Supremely Political: The Role of Ideology and Presidential Management in Unsuccessful Supreme Court Nominations

By John Massaro | Go to book overview

6. THE BORK AND GINSBURG NOMINATIONS

It's just real ineptitude to have picked him [ Bork]. He was done before he started.

— Senator J. Bennett Johnston

ROBERT H. BORK'S nightmare began on July 1, 1987, after Justice Lewis F. Powell, Jr., announced his resignation from the Court, and President Ronald Reagan nominated the District of Columbia Circuit Court of Appeals Judge to fill the vacancy. 1 After a protracted and heated debate focusing on the nominee's judicial philosophy, the Senate rejected the nomination by a vote of 58-42 on October 23, 1987.

On October 29, 1987, Reagan tried again, nominating Judge Douglas Ginsburg, also of the District of Columbia Circuit Court, to succeed to Powell's position. 2 But this nomination was withdrawn on November 7, 1987, after it was revealed that Ginsburg had smoked marijuana both as a student at Cornell and as a law school professor at Harvard.
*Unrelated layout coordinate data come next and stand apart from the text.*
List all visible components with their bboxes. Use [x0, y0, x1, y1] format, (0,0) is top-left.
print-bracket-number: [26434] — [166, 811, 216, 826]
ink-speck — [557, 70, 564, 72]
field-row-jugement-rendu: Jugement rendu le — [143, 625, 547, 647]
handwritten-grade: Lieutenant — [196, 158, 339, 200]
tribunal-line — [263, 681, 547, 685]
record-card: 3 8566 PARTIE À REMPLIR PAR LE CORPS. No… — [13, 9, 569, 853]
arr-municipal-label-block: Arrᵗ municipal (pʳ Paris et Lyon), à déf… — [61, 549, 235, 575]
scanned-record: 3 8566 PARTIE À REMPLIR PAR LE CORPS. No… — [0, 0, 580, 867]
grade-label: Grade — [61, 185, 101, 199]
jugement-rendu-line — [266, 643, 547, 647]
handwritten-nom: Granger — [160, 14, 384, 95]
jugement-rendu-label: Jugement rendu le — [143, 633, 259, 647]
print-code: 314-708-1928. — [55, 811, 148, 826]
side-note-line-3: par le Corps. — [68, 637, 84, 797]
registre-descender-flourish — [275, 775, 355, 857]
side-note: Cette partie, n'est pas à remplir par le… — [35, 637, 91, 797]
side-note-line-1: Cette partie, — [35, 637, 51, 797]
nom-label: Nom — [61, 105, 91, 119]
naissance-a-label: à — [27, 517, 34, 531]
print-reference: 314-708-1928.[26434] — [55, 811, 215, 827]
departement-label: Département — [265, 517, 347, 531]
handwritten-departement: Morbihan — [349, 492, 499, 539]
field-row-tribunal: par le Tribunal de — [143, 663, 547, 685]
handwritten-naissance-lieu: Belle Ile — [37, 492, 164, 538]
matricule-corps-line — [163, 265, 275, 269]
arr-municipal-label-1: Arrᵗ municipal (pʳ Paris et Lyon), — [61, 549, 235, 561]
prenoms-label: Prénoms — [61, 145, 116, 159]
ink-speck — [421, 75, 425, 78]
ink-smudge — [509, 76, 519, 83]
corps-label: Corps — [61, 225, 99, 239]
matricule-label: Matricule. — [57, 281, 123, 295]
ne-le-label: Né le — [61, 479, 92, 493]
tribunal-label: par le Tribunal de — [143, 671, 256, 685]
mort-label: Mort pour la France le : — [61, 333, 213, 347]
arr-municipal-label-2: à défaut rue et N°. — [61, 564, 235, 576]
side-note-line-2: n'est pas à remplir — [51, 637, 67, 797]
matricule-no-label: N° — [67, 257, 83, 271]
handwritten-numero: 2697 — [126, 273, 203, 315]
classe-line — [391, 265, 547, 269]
Ginsburg was also faulted for a possible conflict of interest violation stemming from his 1986 handling of a case involving the cable television industry when he was head of the antitrust division of the Justice Department. At the time Ginsburg was participating in this case, he owned stock in a cable television company likely to be affected by the outcome.

On November 11, 1987, in a third attempt to fill the vacancy, Reagan nominated Judge Anthony M. Kennedy of the United States Court of Appeals for the Ninth Circuit. 3 The Kennedy nomination was confirmed by the Senate on February 3, 1988, by a 99-0 count.

The goal of this chapter is to provide an explanation of the Senate's refusals to confirm Bork and Ginsburg by drawing upon the background provided by the Fortas, Haynsworth, and Carswell cases and other unsuccessful nominations.